Background: Mechanisms of postoperative delirium remain poorly understood, limiting development of effective treatments. We tested the hypothesis that intraoperative oxidative damage is associated with delirium and neuronal injury and that disruption of the blood–brain barrier modifies these associations.

Methods: In a prespecified cohort study of 400 cardiac surgery patients enrolled in a clinical trial of atorvastatin to reduce kidney injury and delirium, we measured plasma concentrations of F2-isoprostanes and isofurans using gas chromatography-mass spectrometry to quantify oxidative damage, ubiquitin carboxyl-terminal hydrolase isozyme L1 to quantify neuronal injury, and S100 calcium-binding protein B using enzyme-linked immunosorbent assays to quantify blood–brain barrier disruption before, during, and after surgery.
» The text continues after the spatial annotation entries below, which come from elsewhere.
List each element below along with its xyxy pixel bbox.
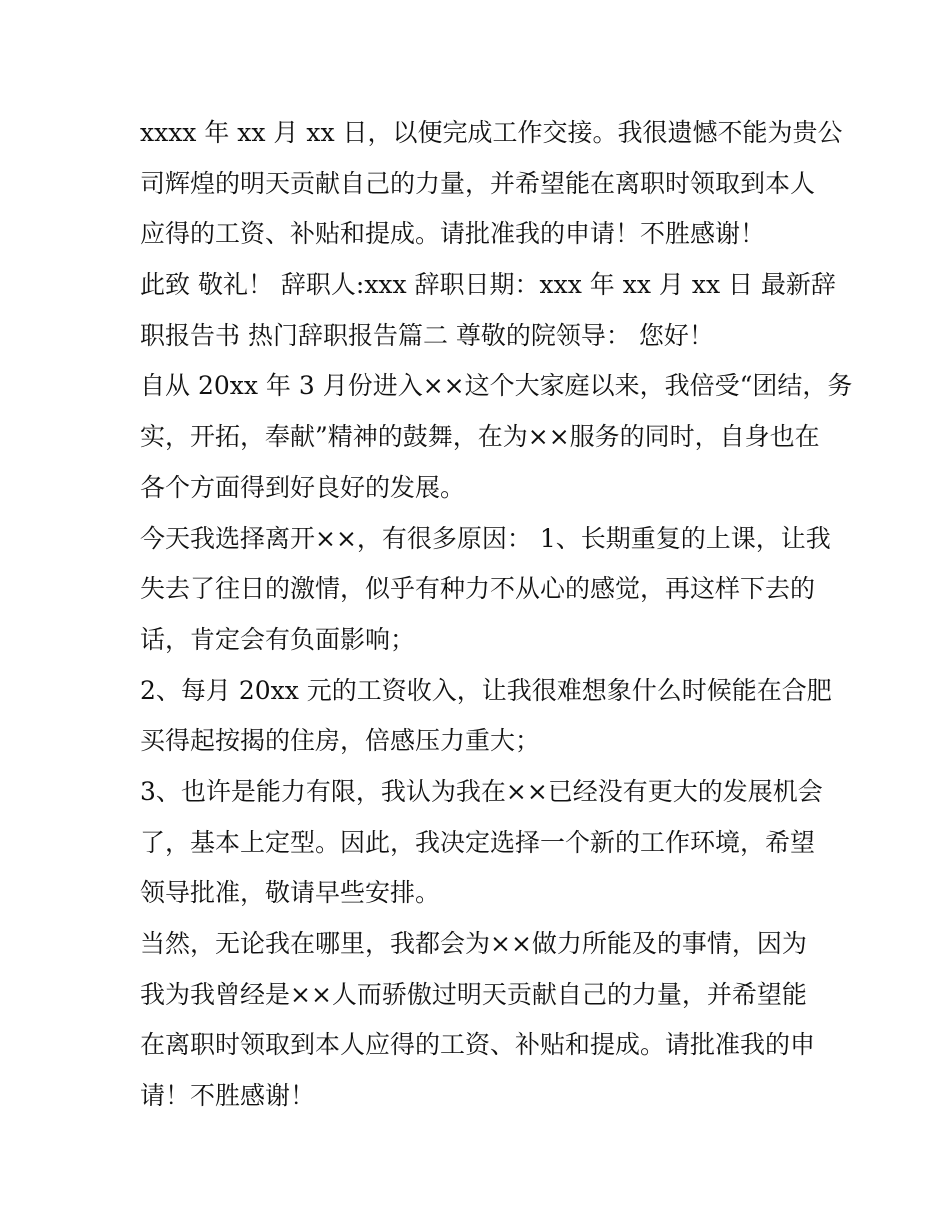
text-line: 在离职时领取到本人应得的工资、补贴和提成。请批准我的申 xyxy=(140,1030,816,1060)
document-body xyxy=(140,108,853,1122)
text-line: 领导批准，敬请早些安排。 xyxy=(140,878,441,908)
text-line: xxxx 年 xx 月 xx 日，以便完成工作交接。我很遗憾不能为贵公 xyxy=(140,118,843,147)
text-line: 买得起按揭的住房，倍感压力重大； xyxy=(140,726,541,756)
text-line: 各个方面得到好良好的发展。 xyxy=(140,472,466,502)
text-line: 此致 敬礼！ 辞职人:xxx 辞职日期：xxx 年 xx 月 xx 日 最新辞 xyxy=(140,270,836,300)
text-line: 话，肯定会有负面影响； xyxy=(140,624,416,654)
text-line: 当然，无论我在哪里，我都会为××做力所能及的事情，因为 xyxy=(140,929,807,958)
text-line: 了，基本上定型。因此，我决定选择一个新的工作环境，希望 xyxy=(140,827,816,857)
text-line: 请！不胜感谢！ xyxy=(140,1081,316,1111)
text-line: 3、也许是能力有限，我认为我在××已经没有更大的发展机会 xyxy=(140,776,823,806)
text-line: 自从 20xx 年 3 月份进入××这个大家庭以来，我倍受“团结，务 xyxy=(140,371,853,401)
text-line: 我为我曾经是××人而骄傲过明天贡献自己的力量，并希望能 xyxy=(140,979,807,1009)
text-line: 司辉煌的明天贡献自己的力量，并希望能在离职时领取到本人 xyxy=(140,168,816,198)
text-line: 失去了往日的激情，似乎有种力不从心的感觉，再这样下去的 xyxy=(140,574,816,604)
text-line: 职报告书 热门辞职报告篇二 尊敬的院领导： 您好！ xyxy=(140,320,714,350)
text-line: 实，开拓，奉献”精神的鼓舞，在为××服务的同时，自身也在 xyxy=(140,422,820,452)
text-line: 2、每月 20xx 元的工资收入，让我很难想象什么时候能在合肥 xyxy=(140,675,832,705)
text-line: 今天我选择离开××，有很多原因： 1、长期重复的上课，让我 xyxy=(140,523,831,553)
text-line: 应得的工资、补贴和提成。请批准我的申请！不胜感谢！ xyxy=(140,219,766,249)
We performed the Confusion Assessment Method for the Intensive Care Unit twice daily to diagnose delirium. We measured the independent associations between intraoperative F2-isoprostanes and isofurans and delirium (primary outcome) and postoperative ubiquitin carboxyl-terminal hydrolase isozyme L1 (secondary outcome), and we assessed if S100 calcium-binding protein B modified these associations.
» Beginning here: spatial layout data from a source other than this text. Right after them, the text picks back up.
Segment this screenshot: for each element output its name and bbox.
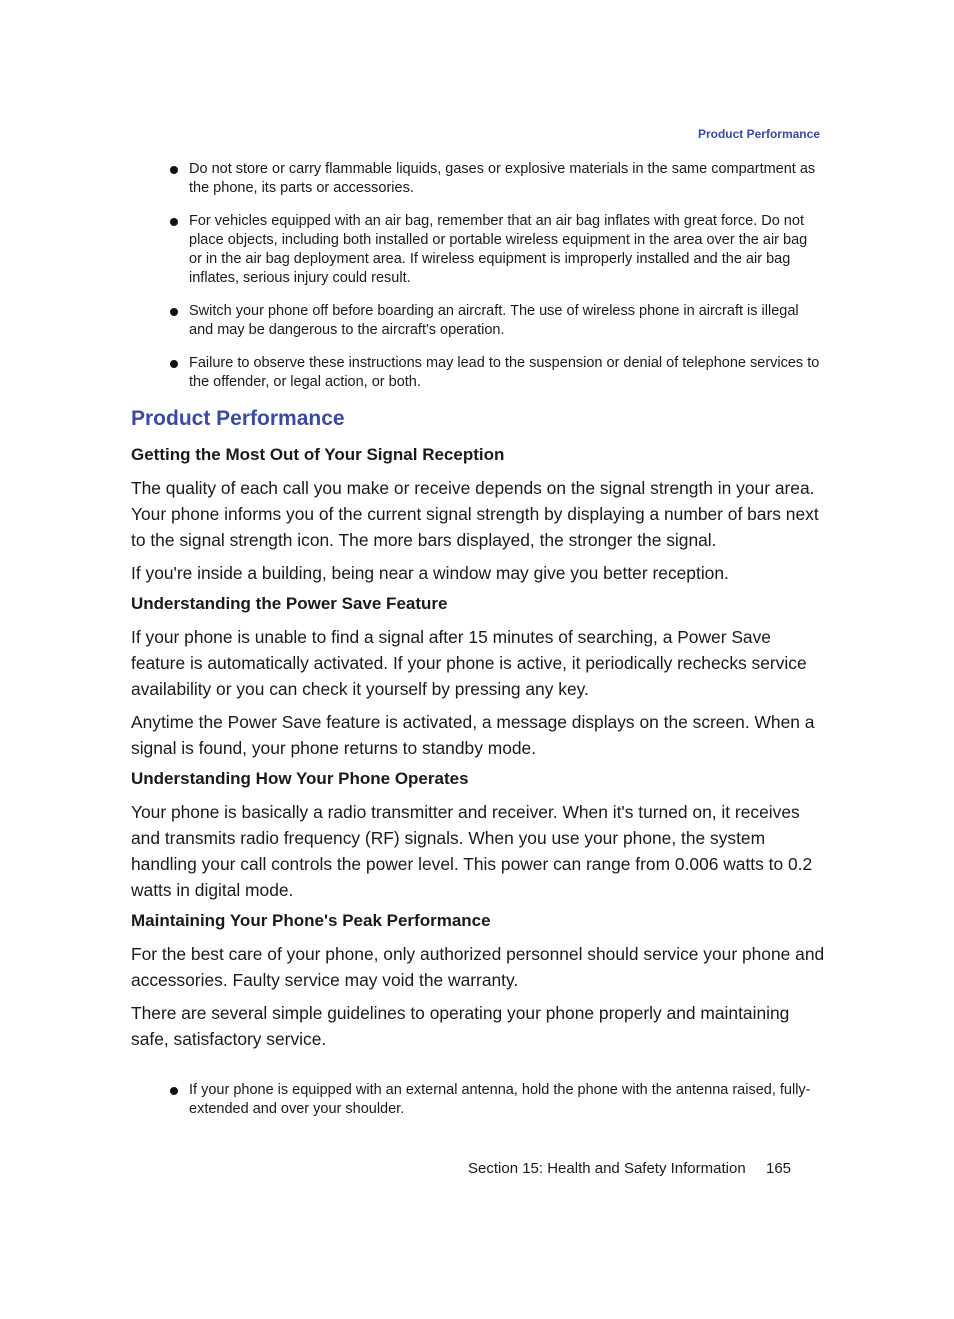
list-item xyxy=(169,160,821,198)
bullet-list-top xyxy=(169,160,821,406)
bullet-list-bottom xyxy=(169,1081,821,1133)
bullet-icon xyxy=(170,1087,178,1095)
paragraph: If your phone is unable to find a signal after 15 minutes of searching, a Power Save feature is automatically activated. If your phone is active, it periodically rechecks service availability or you can check it yourself by pressing any key. xyxy=(131,627,807,699)
bullet-text: Switch your phone off before boarding an aircraft. The use of wireless phone in aircraft is illegal and may be dangerous to the aircraft's operation. xyxy=(189,303,799,338)
paragraph: Anytime the Power Save feature is activated, a message displays on the screen. When a signal is found, your phone returns to standby mode. xyxy=(131,712,815,758)
bullet-text: For vehicles equipped with an air bag, remember that an air bag inflates with great force. Do not place objects, including both installed or portable wireless equipment in the area over the air bag or in the air bag deployment area. If wireless equipment is improperly installed and the air bag inflates, serious injury could result. xyxy=(189,213,808,286)
paragraph: For the best care of your phone, only authorized personnel should service your phone and accessories. Faulty service may void the warranty. xyxy=(131,944,825,990)
paragraph: If you're inside a building, being near a window may give you better reception. xyxy=(131,563,729,583)
section-title: Product Performance xyxy=(131,407,345,430)
list-item xyxy=(169,1081,821,1119)
subsection-heading: Understanding How Your Phone Operates xyxy=(131,769,469,788)
paragraph: Your phone is basically a radio transmitter and receiver. When it's turned on, it receives and transmits radio frequency (RF) signals. When you use your phone, the system handling your call controls the power level. This power can range from 0.006 watts to 0.2 watts in digital mode. xyxy=(131,802,813,900)
list-item xyxy=(169,354,821,392)
bullet-icon xyxy=(170,308,178,316)
subsection-heading: Maintaining Your Phone's Peak Performance xyxy=(131,911,491,930)
list-item xyxy=(169,302,821,340)
bullet-icon xyxy=(170,218,178,226)
bullet-text: If your phone is equipped with an external antenna, hold the phone with the antenna raised, fully-extended and over your shoulder. xyxy=(189,1082,811,1117)
running-header: Product Performance xyxy=(697,127,820,141)
page-footer xyxy=(468,1160,792,1177)
paragraph: The quality of each call you make or receive depends on the signal strength in your area. Your phone informs you of the current signal strength by displaying a number of bars next to the signal strength icon. The more bars displayed, the stronger the signal. xyxy=(131,478,819,550)
bullet-icon xyxy=(170,166,178,174)
footer-section-label: Section 15: Health and Safety Information xyxy=(468,1160,746,1177)
paragraph: There are several simple guidelines to operating your phone properly and maintaining safe, satisfactory service. xyxy=(131,1003,790,1049)
bullet-text: Do not store or carry flammable liquids, gases or explosive materials in the same compartment as the phone, its parts or accessories. xyxy=(189,161,816,196)
bullet-text: Failure to observe these instructions may lead to the suspension or denial of telephone services to the offender, or legal action, or both. xyxy=(189,355,820,390)
list-item xyxy=(169,212,821,288)
bullet-icon xyxy=(170,360,178,368)
subsection-heading: Getting the Most Out of Your Signal Reception xyxy=(131,445,505,464)
page-number: 165 xyxy=(766,1160,792,1177)
main-content xyxy=(131,404,825,1059)
subsection-heading: Understanding the Power Save Feature xyxy=(131,594,448,613)
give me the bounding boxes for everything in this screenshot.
Results: Delirium occurred in 109 of 400 (27.3%) patients for a median (10th, 90th percentile) of 1.0 (0.5, 3.0) days. In the total cohort, plasma ubiquitin carboxyl-terminal hydrolase isozyme L1 concentration was 6.3 ng/ml (2.7, 14.9) at baseline and 12.4 ng/ml (7.9, 31.2) on postoperative day 1. F2-isoprostanes and isofurans increased throughout surgery, and the log-transformed sum of intraoperative F2-isoprostanes and isofurans was independently associated with increased odds of postoperative delirium (odds ratio, 3.70 [95% CI, 1.41 to 9.70]; P = 0.008) and with increased postoperative ubiquitin carboxyl-terminal hydrolase isozyme L1 (ratio of geometric means, 1.42 [1.11 to 1.81]; P = 0.005). The association between increased intraoperative F2-isoprostanes and isofurans and increased postoperative ubiquitin carboxyl-terminal hydrolase isozyme L1 was amplified in patients with elevated S100 calcium-binding protein B (P = 0.049).

Conclusions: Intraoperative oxidative damage was associated with increased postoperative delirium and neuronal injury, and the association between oxidative damage and neuronal injury was stronger among patients with increased blood–brain barrier disruption.